„Rząd twierdzi, że wszyscy skorzystamy na zmianach w Polskim Ładzie. Ale już na podstawie najprostszego wyliczenia widać, że wyjdziemy na minus” – mówi OKO.press Roman Szacki, który opiekuje się niepełnosprawnym synem.
Polski Ład ma - według zapowiedzi rządu - stawiać na rodzinę, seniorów i zdrowie, pomóc Polkom i Polakom osiągnąć wyższy poziom życia. Tymczasem na jaw wychodzą jego słabe punkty, które uderzą w osoby schorowane i niesprawne. Pokazujemy trzy skutki zmian przewidzianych w Polskim Ładzie, które mogą sprawić, że te osoby nie zyskają, a stracą. Chodzi o 14-stą emeryturę, świadczenie rehabilitacyjne i obowiązek odprowadzenia składki zdrowotnej.
Roman Szacki mieszka w Warszawie i ma pod opieką 40-letniego syna z orzeczeniem o niepełnosprawności.

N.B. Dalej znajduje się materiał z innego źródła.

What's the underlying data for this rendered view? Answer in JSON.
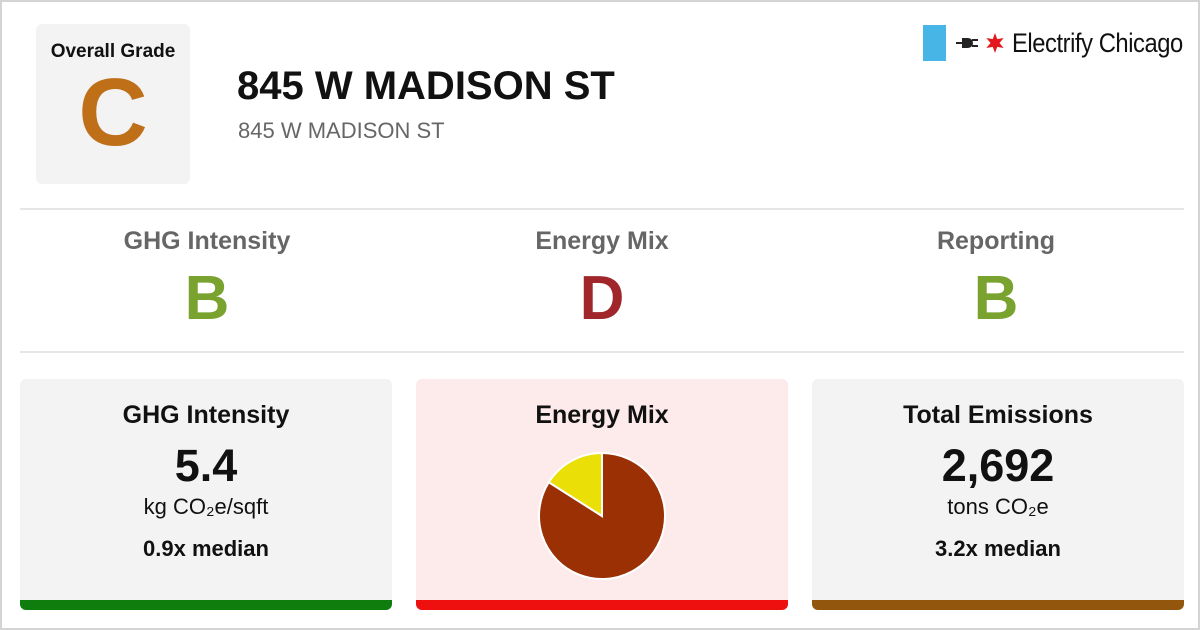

Poprosił, abyśmy nie pisali, na co dokładnie choruje jego syn, ale zgłosił się do nas, bo obawia się, że zmiany przewidziane w Polskim Ładzie wpłyną na zmniejszenie jego renty socjalnej.
Choroba syna Romana Szackiego nasiliła się, kiedy ten był na pierwszym roku studiów, czyli w 2001 roku. Musiał je wtedy przerwać. Rentę socjalną dostaje od 2005 roku (prawo do renty socjalnej wypłacanej z ZUS przysługuje uczniom i studentom, którzy stali się niepełnosprawni przed ukończeniem 25 lat).
Syn Szackiego studia wznowił 11 lat temu, ale ze względu na niepełnosprawność nie był w stanie odbyć obowiązkowych praktyk. „Może w tym roku się uda. Czujemy niepewność co do przyszłości syna, który cały czas żyje nadzieją, że wyzdrowieje, a renta nie będzie mu potrzebna” – mówi mieszkaniec Warszawy.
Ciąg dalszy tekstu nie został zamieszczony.